SEOUL - Seoul on Friday sent aircraft over the Yellow Sea to carry out cloud-seeding experiments in an effort to reduce air pollution that many South Koreans blame on China.
Air quality in South Korea is generally better than in its giant neighbor, the world’s biggest polluter, which is periodically affected by choking bouts of filthy air and, according to the International Energy Agency, uses coal to generate around three-quarters of its energy.
Beijing has been seeking to address the scourge, which causes widespread public anger. A recent study found that urban levels of PM2.5 — the tiny airborne particles considered most harmful to health — had been cut by almost a third on average over four years.
But they remain far above World Health Organization norms, and pollution levels on the Korean Peninsula sometimes spike as the prevailing winds in China blow PM2.5 particulates — referred to as “fine dust” by Koreans — from the mainland across the Yellow Sea.

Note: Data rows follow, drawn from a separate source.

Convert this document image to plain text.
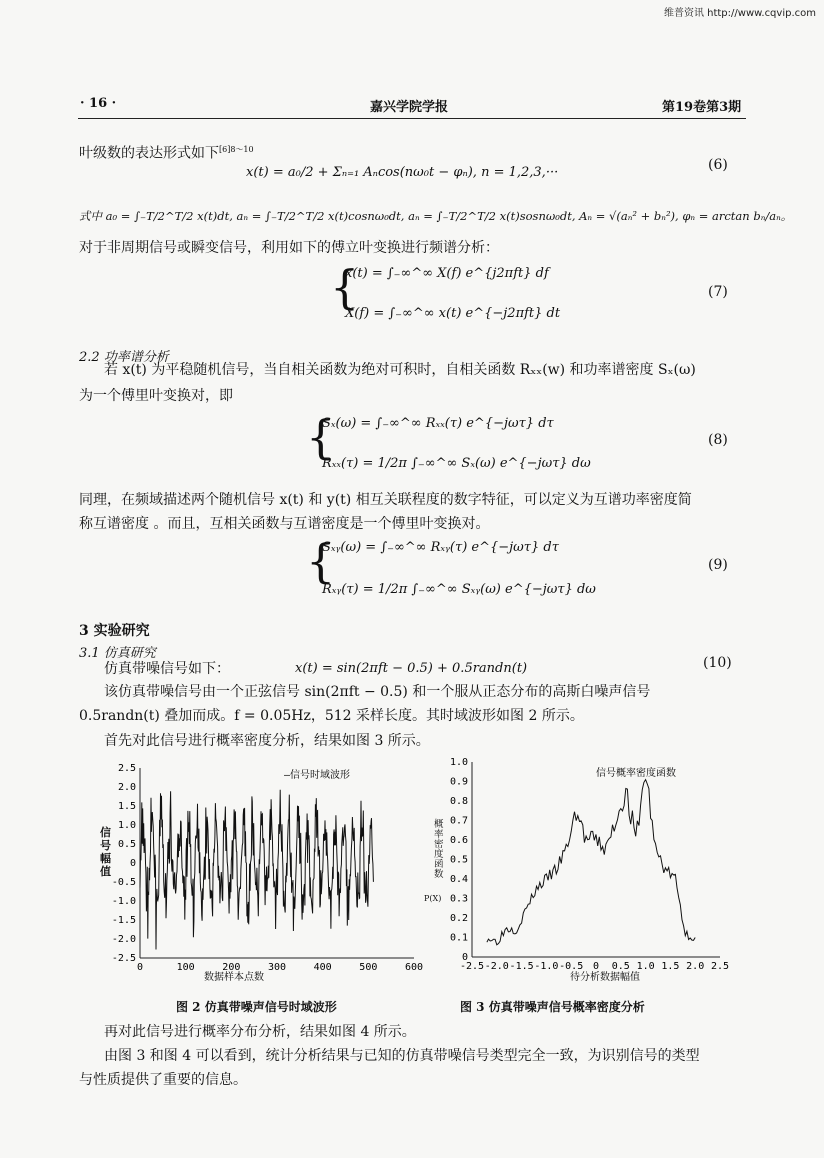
维普资讯 http://www.cqvip.com
· 16 ·	嘉兴学院学报	第19卷第3期
叶级数的表达形式如下$^{[6]8\sim 10}$
x(t) = a₀/2 + Σₙ₌₁ Aₙcos(nω₀t − φₙ), n = 1,2,3,···	(6)
式中 a₀ = ∫₋T/2^T/2 x(t)dt, aₙ = ∫₋T/2^T/2 x(t)cosnω₀dt, aₙ = ∫₋T/2^T/2 x(t)sosnω₀dt, Aₙ = √(aₙ² + bₙ²), φₙ = arctan bₙ/aₙ。
对于非周期信号或瞬变信号，利用如下的傅立叶变换进行频谱分析：
{
x(t) = ∫₋∞^∞ X(f) e^{j2πft} df
X(f) = ∫₋∞^∞ x(t) e^{−j2πft} dt
(7)
2.2 功率谱分析
若 x(t) 为平稳随机信号，当自相关函数为绝对可积时，自相关函数 Rₓₓ(w) 和功率谱密度 Sₓ(ω)
为一个傅里叶变换对，即
{
Sₓ(ω) = ∫₋∞^∞ Rₓₓ(τ) e^{−jωτ} dτ
Rₓₓ(τ) = 1/2π ∫₋∞^∞ Sₓ(ω) e^{−jωτ} dω
(8)
同理，在频域描述两个随机信号 x(t) 和 y(t) 相互关联程度的数字特征，可以定义为互谱功率密度简
称互谱密度 。而且，互相关函数与互谱密度是一个傅里叶变换对。
{
Sₓᵧ(ω) = ∫₋∞^∞ Rₓᵧ(τ) e^{−jωτ} dτ
Rₓᵧ(τ) = 1/2π ∫₋∞^∞ Sₓᵧ(ω) e^{−jωτ} dω
(9)
3 实验研究
3.1 仿真研究
仿真带噪信号如下：	x(t) = sin(2πft − 0.5) + 0.5randn(t)	(10)
该仿真带噪信号由一个正弦信号 sin(2πft − 0.5) 和一个服从正态分布的高斯白噪声信号
0.5randn(t) 叠加而成。f = 0.05Hz，512 采样长度。其时域波形如图 2 所示。
首先对此信号进行概率密度分析，结果如图 3 所示。
2.5
2.0
1.5
1.0
0.5
0
-0.5
-1.0
-1.5
-2.0
-2.5
0	100	200	300	400	500	600
—信号时域波形
数据样本点数
信号幅值
1.0
0.9
0.8
0.7
0.6
0.5
0.4
0.3
0.2
0.1
0
-2.5 -2.0 -1.5 -1.0 -0.5 0 0.5 1.0 1.5 2.0 2.5
信号概率密度函数
待分析数据幅值
概率密度函数
P(X)
图 2 仿真带噪声信号时域波形	图 3 仿真带噪声信号概率密度分析
再对此信号进行概率分布分析，结果如图 4 所示。
由图 3 和图 4 可以看到，统计分析结果与已知的仿真带噪信号类型完全一致，为识别信号的类型
与性质提供了重要的信息。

Many South Koreans accused China when pollution surged for three days earlier this month, and on Friday the Korea Meteorological Administration sent an aircraft to disperse silver iodide, a compound believed to cause rain to fall, over the waters, which South Korea calls the West Sea.
“The experiment is to see whether the technology works and is effective in washing away fine dust,” a spokeswoman said, adding it was the first of 15 such tests planned for this year.
She said Seoul had “no evidence that fine dust on the West Sea is entirely from China.”
Last year, South Korea shut down five aging coal-fired power plants in a bid to improve its air quality.
But ruling party lawmaker Shin Ching-hyun pointed out that when pollution levels rose two weeks ago, they were highest on Baengnyeongdo island, 200 km west of Seoul and the closest South Korean land to China.
“China’s claim — that it is not entirely to blame for South Korea’s air pollution problem — violates the rights of South Koreans to healthy environment,” he said in a statement.
Earlier this month, Thailand also deployed rain-making planes to try to combat its own air pollution.